Update: After reading this review, director Kevin Greutert was kind enough to reach out to me on Twitter. First he wrote this:

“We could use more critics like you, Matthew! When we made it we didn’t know health care would become such a giant issue, but it was by the time we released the film. While some were turned off by contemporary politics in a horror movie, I’m glad it worked out the way it did.”

Flattery will get you everywhere with me, so we began to talk and I learned some interesting backstory about the movie. Apparently the fact that “Saw VI” was timed at the peak of the Obamacare controversy was purely coincidental.

“We really weren’t trying to be political, it was just fun to dish on insurance salesmen!” Greutert explained. It just so happened that the movie came out at the same time that Obama was in the thick of his very public fight to pass health care reform, an effort that had been underway since he had taken office earlier in 2009 and would bear fruit five months after “Saw VI” hit theaters.

Yet I don’t think the story of “Saw VI” being a great left-wing horror satire, on par with “They Live” or the original “Dawn of the Dead,” ends with the coincidental timing of its release. Even though Greutert may not have anticipated that an epic battle over health care reform would occur when “Saw VI” came out, people have long been upset with how health insurance companies use impersonal formulas to decide who lives and dies in order to maximize their profits. In the process, they ignore each unique individual’s will to live… a point Jigsaw does not hesitate to mention. Indeed, out of the eight “Saw” films, Jigsaw is never more incisive in his thinking then when he tells Easton, “Did you know that in the Far East, people pay their doctors when they’re healthy? When they’re sick, they don’t have to pay them. So basically, they end up paying for what they want, not what they don’t want.”

He concludes that “we got it all ass-backwards here” because, instead of letting well-intentioned doctors make decisions with their patients regardless of economic considerations, “they’re not made by doctors and their patients or by the government.
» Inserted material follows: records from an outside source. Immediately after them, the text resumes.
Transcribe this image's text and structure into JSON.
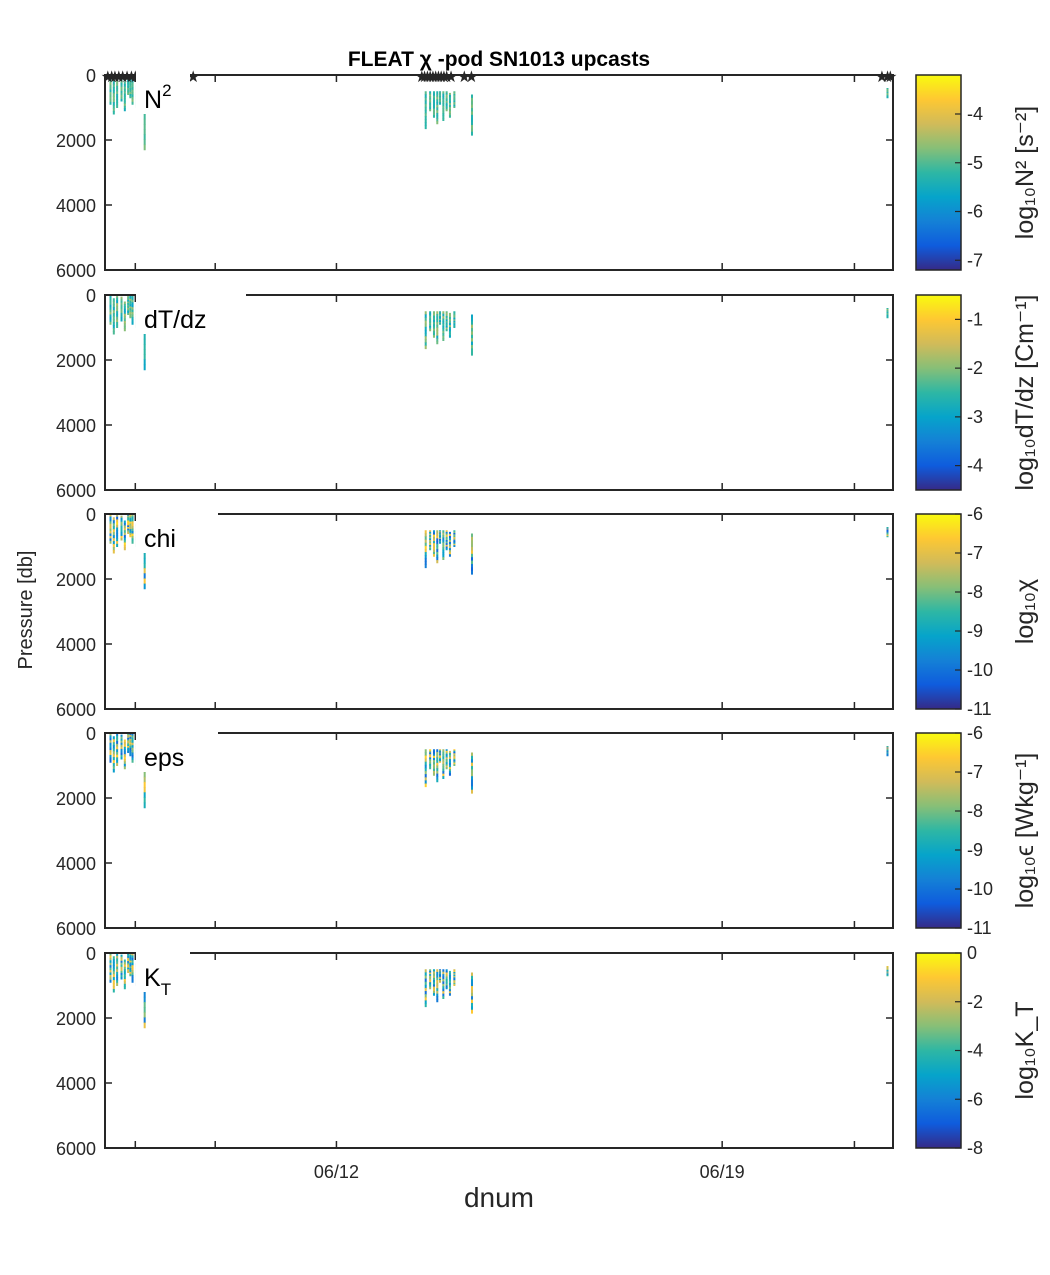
{
  "chart_data": {
    "type": "heatmap",
    "title": "FLEAT χ -pod SN1013 upcasts",
    "xlabel": "dnum",
    "ylabel": "Pressure [db]",
    "x_tick_labels": [
      "06/12",
      "06/19"
    ],
    "x_ticks_day_offset": [
      4.2,
      11.2
    ],
    "xlim_day_offset": [
      0,
      14.3
    ],
    "ylim": [
      6000,
      0
    ],
    "y_tick_labels": [
      "0",
      "2000",
      "4000",
      "6000"
    ],
    "y_ticks": [
      0,
      2000,
      4000,
      6000
    ],
    "colormap": [
      "#352a87",
      "#0f5cdd",
      "#1481d6",
      "#06a4ca",
      "#2eb7a4",
      "#87bf77",
      "#d1bb59",
      "#fec832",
      "#f9fb0e"
    ],
    "cast_markers_day_offset": [
      0.05,
      0.12,
      0.18,
      0.25,
      0.32,
      0.4,
      0.48,
      0.55,
      0.78,
      1.6,
      5.75,
      5.8,
      5.85,
      5.9,
      5.95,
      6.0,
      6.05,
      6.1,
      6.15,
      6.2,
      6.28,
      6.52,
      6.65,
      14.1,
      14.2,
      14.25
    ],
    "casts": [
      {
        "x": 0.1,
        "top": 0,
        "bottom": 900
      },
      {
        "x": 0.16,
        "top": 100,
        "bottom": 1200
      },
      {
        "x": 0.22,
        "top": 0,
        "bottom": 1000
      },
      {
        "x": 0.3,
        "top": 50,
        "bottom": 800
      },
      {
        "x": 0.36,
        "top": 200,
        "bottom": 1100
      },
      {
        "x": 0.42,
        "top": 0,
        "bottom": 600
      },
      {
        "x": 0.46,
        "top": 0,
        "bottom": 700
      },
      {
        "x": 0.5,
        "top": 0,
        "bottom": 900
      },
      {
        "x": 0.58,
        "top": 300,
        "bottom": 1000
      },
      {
        "x": 0.62,
        "top": 600,
        "bottom": 800
      },
      {
        "x": 0.72,
        "top": 400,
        "bottom": 2300
      },
      {
        "x": 5.82,
        "top": 500,
        "bottom": 1650
      },
      {
        "x": 5.9,
        "top": 500,
        "bottom": 1100
      },
      {
        "x": 5.97,
        "top": 500,
        "bottom": 1300
      },
      {
        "x": 6.03,
        "top": 500,
        "bottom": 1500
      },
      {
        "x": 6.08,
        "top": 500,
        "bottom": 900
      },
      {
        "x": 6.14,
        "top": 500,
        "bottom": 1400
      },
      {
        "x": 6.2,
        "top": 500,
        "bottom": 1100
      },
      {
        "x": 6.26,
        "top": 550,
        "bottom": 1300
      },
      {
        "x": 6.34,
        "top": 500,
        "bottom": 1000
      },
      {
        "x": 6.66,
        "top": 600,
        "bottom": 1850
      },
      {
        "x": 14.2,
        "top": 400,
        "bottom": 700
      }
    ],
    "panels": [
      {
        "label": "N",
        "label_sup": "2",
        "label_sub": "",
        "cb_label": "log₁₀N² [s⁻²]",
        "cb_ticks": [
          "-4",
          "-5",
          "-6",
          "-7"
        ],
        "cb_tick_values": [
          -4,
          -5,
          -6,
          -7
        ],
        "clim": [
          -7.2,
          -3.2
        ],
        "value_range": [
          -5.5,
          -4.7
        ]
      },
      {
        "label": "dT/dz",
        "label_sup": "",
        "label_sub": "",
        "cb_label": "log₁₀dT/dz [Cm⁻¹]",
        "cb_ticks": [
          "-1",
          "-2",
          "-3",
          "-4"
        ],
        "cb_tick_values": [
          -1,
          -2,
          -3,
          -4
        ],
        "clim": [
          -4.5,
          -0.5
        ],
        "value_range": [
          -3.0,
          -1.8
        ]
      },
      {
        "label": "chi",
        "label_sup": "",
        "label_sub": "",
        "cb_label": "log₁₀χ",
        "cb_ticks": [
          "-6",
          "-7",
          "-8",
          "-9",
          "-10",
          "-11"
        ],
        "cb_tick_values": [
          -6,
          -7,
          -8,
          -9,
          -10,
          -11
        ],
        "clim": [
          -11,
          -6
        ],
        "value_range": [
          -10.3,
          -6.4
        ]
      },
      {
        "label": "eps",
        "label_sup": "",
        "label_sub": "",
        "cb_label": "log₁₀ϵ [Wkg⁻¹]",
        "cb_ticks": [
          "-6",
          "-7",
          "-8",
          "-9",
          "-10",
          "-11"
        ],
        "cb_tick_values": [
          -6,
          -7,
          -8,
          -9,
          -10,
          -11
        ],
        "clim": [
          -11,
          -6
        ],
        "value_range": [
          -10.3,
          -6.4
        ]
      },
      {
        "label": "K",
        "label_sup": "",
        "label_sub": "T",
        "cb_label": "log₁₀K_T",
        "cb_ticks": [
          "0",
          "-2",
          "-4",
          "-6",
          "-8"
        ],
        "cb_tick_values": [
          0,
          -2,
          -4,
          -6,
          -8
        ],
        "clim": [
          -8,
          0
        ],
        "value_range": [
          -6.5,
          -1.0
        ]
      }
    ]
  }
}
They’re made by the fucking insurance companies.”

Despite all of this, however, Greutert told me that he was nervous about Obama kicking off his presidency with a health care reform push.

“I’m a huge Obama fan,” Greutert explained. “But I was nervous when he, like Clinton, made public health care his first big move in office. It cost Clinton a lot politically, as it did Obama, but at least [Obama] got it passed.

Eleven years later and Greutert thinks it will be “a disaster” if the Supreme Court overturns Obamacare. “I would be fully on board with the Democrats (assuming they control the presidency and Congress) getting rid of the filibuster and re-passing a better version of [the Affordable Care Act, or Obamacare],” Greutert explained. That said, he expressed cautious hope that more moderate Supreme Court judges like Chief Justice John Roberts would realize that “there will be a shitstorm if their first move after the election is to kill health care for 20+ million Americans in the middle of a pandemic.

He concluded, “It’s a lot more popular now than it was when Obama first got it passed.

Yes it is… and that’s all the more reason “Saw VI” deserves credit. Any Hollywood blockbuster can take a political position when the studio is comfortable an overwhelming majority is on its side. It takes real guts to send a political message on an issue where millions upon millions disagree with you.

Regardless of the coincidental scheduling of its release, “Saw VI” was ahead of its time and on the right side of history in 2009… and, in the very near future, may be even more relevant than it was more than a decade ago.